A sinceridade atual está tão distorcida que as pessoas não recuam de seus intentos mesmo ao perceber o erro, não retratam-se, mesmo após convencer-se de ter cometido injustiça, não reparam o danos, mesmo conscientes de que fizeram alguém sofrer e ainda vão na justiça fazer valer sua opinião contra aqueles que não concordam com ela.

A insinceridade está tão em alta que perante juizes e promotores as pessoas fazem reclamatórias do que jamais cobraram daqueles a quem acionam, sustentam calúnias para fazer revanche, dizem o que jamais disseram e declaram temer a quem diziam que confiavam. Casais resolvem na quebra de braço judicial problemas íntimos, indivíduos fazem valer sua vontade sobre os outros com acusações de superstição e discriminação, não o seu direito, desconsiderando que a dor alheia é a mesma que não gostariam de sentir, e o sofrimento do outro é o mesmo que não suportariam, que as lágrimas dos outros sãos as mesmas que não gostariam de derramar.

Certa oportunidade, quando a esposa Jaque, contrariada, saiu batendo a porta e os pés, dizendo que ia embora, ao retornar reclamando seus direitos, o marido Jack perguntou-lhe o que gostaria de levar, pensando em lhe oferecer um bem de maior valor do que todo o resto que pedisse. Todavia, ela se foi sem dizer sem responder a pergunta. Quando voltou uma semana depois, ele fez-lhe a mesma pergunta, sem obter ainda respostas. Na terceira vez que voltou já foi para avisá-lo da intenção de acioná-lo judicialmente. Ele lhe disse que não havia necessidade de envolver estranhos em um assunto tão simples. Todavia, ela fez questão de humilhá-lo, levando-o ao tribunal como se fosse um troglodita incompreensível.

Ao ser instigado pela juíza do caso para que dissesse o que daria para a ex-esposa, Jack tentou argumentar que não havia necessidade daquela coação, pois insistentemente pedira a mulher que lhe dissesse o que queria. Todavia, foi interrompido, recebendo ordem de simplesmente fazer a divisão ou sofrer a arbitrariedade da lei sendo forçado a dividir.

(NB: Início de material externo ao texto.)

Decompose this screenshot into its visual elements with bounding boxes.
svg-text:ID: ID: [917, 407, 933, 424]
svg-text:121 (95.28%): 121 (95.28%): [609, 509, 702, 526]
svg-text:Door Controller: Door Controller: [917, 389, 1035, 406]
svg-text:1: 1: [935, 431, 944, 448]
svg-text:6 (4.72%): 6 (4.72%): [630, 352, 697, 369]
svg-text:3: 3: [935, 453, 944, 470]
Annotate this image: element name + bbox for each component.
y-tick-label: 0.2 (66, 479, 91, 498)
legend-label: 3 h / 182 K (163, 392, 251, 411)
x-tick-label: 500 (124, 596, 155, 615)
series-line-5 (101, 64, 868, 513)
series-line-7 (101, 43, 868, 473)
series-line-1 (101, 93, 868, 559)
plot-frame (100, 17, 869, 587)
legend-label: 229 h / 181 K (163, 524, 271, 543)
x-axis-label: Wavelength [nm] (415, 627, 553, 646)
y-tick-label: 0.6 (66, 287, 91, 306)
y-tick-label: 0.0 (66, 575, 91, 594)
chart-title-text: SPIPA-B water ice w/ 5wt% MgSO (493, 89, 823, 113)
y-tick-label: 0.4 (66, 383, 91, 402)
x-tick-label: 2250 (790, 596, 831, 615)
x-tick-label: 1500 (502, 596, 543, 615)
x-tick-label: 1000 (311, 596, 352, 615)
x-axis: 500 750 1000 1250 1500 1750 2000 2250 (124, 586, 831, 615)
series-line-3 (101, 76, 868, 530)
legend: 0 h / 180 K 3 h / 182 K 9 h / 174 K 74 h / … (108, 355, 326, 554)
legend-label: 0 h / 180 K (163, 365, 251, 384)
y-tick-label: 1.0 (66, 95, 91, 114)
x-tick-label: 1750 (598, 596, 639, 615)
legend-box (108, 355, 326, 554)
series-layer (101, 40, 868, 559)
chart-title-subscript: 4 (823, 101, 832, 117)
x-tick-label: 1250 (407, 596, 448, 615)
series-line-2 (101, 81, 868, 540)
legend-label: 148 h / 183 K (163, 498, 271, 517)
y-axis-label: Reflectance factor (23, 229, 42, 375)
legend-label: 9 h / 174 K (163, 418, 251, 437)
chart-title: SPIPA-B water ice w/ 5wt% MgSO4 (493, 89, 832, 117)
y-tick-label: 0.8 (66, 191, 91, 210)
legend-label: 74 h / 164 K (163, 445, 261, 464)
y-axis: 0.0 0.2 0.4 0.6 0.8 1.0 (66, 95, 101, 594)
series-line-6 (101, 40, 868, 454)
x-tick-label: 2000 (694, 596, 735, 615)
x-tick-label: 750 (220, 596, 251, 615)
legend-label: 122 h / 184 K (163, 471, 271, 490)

Antes, porém, ele preparara sua defesa, apresentando provas de quanta dificuldade tivera naqueles meses por causa das extravagâncias da esposa, pelo que demonstrou que ela não tinha direito a nada, obrigando-se apenas a dar-lhe qualquer objeto por simples consideração.

Portanto, quanto as pessoas perdem por causa da insinceridade, incapacidade de dizer as verdadeiras verdades uns aos outros pacificamente. Não só perdem bens materiais, mas destroem relacionamentos conjugais, fraternos e amigáveis, perdendo o melhor da humanidade, que é a capacidade de entrar em acordo, tirar proveito da amizade, sentimento e presença dos outros lhes retribuindo com outras vantagens. As pessoas atuais querem tirar proveito umas das outras, mas sem comprometer-se com elas, sem ficar devendo-lhes consideração por seus sentimentos, por seu dispêndio de tempo, por usarem o melhor delas, seus corações, sonhos e projetos.

Nesse sentido digo que as pessoas passaram a ser descartáveis, alguém por quem não se tem qualquer consideração, podendo-se no final acioná-la na justiça com um pretexto ou outro, tirando alguma vantagem, nem que seja uma pequena indenização por preconceito, racismo, estupro, violência doméstica, pensão alimentícia, etc., que não foi bem assim.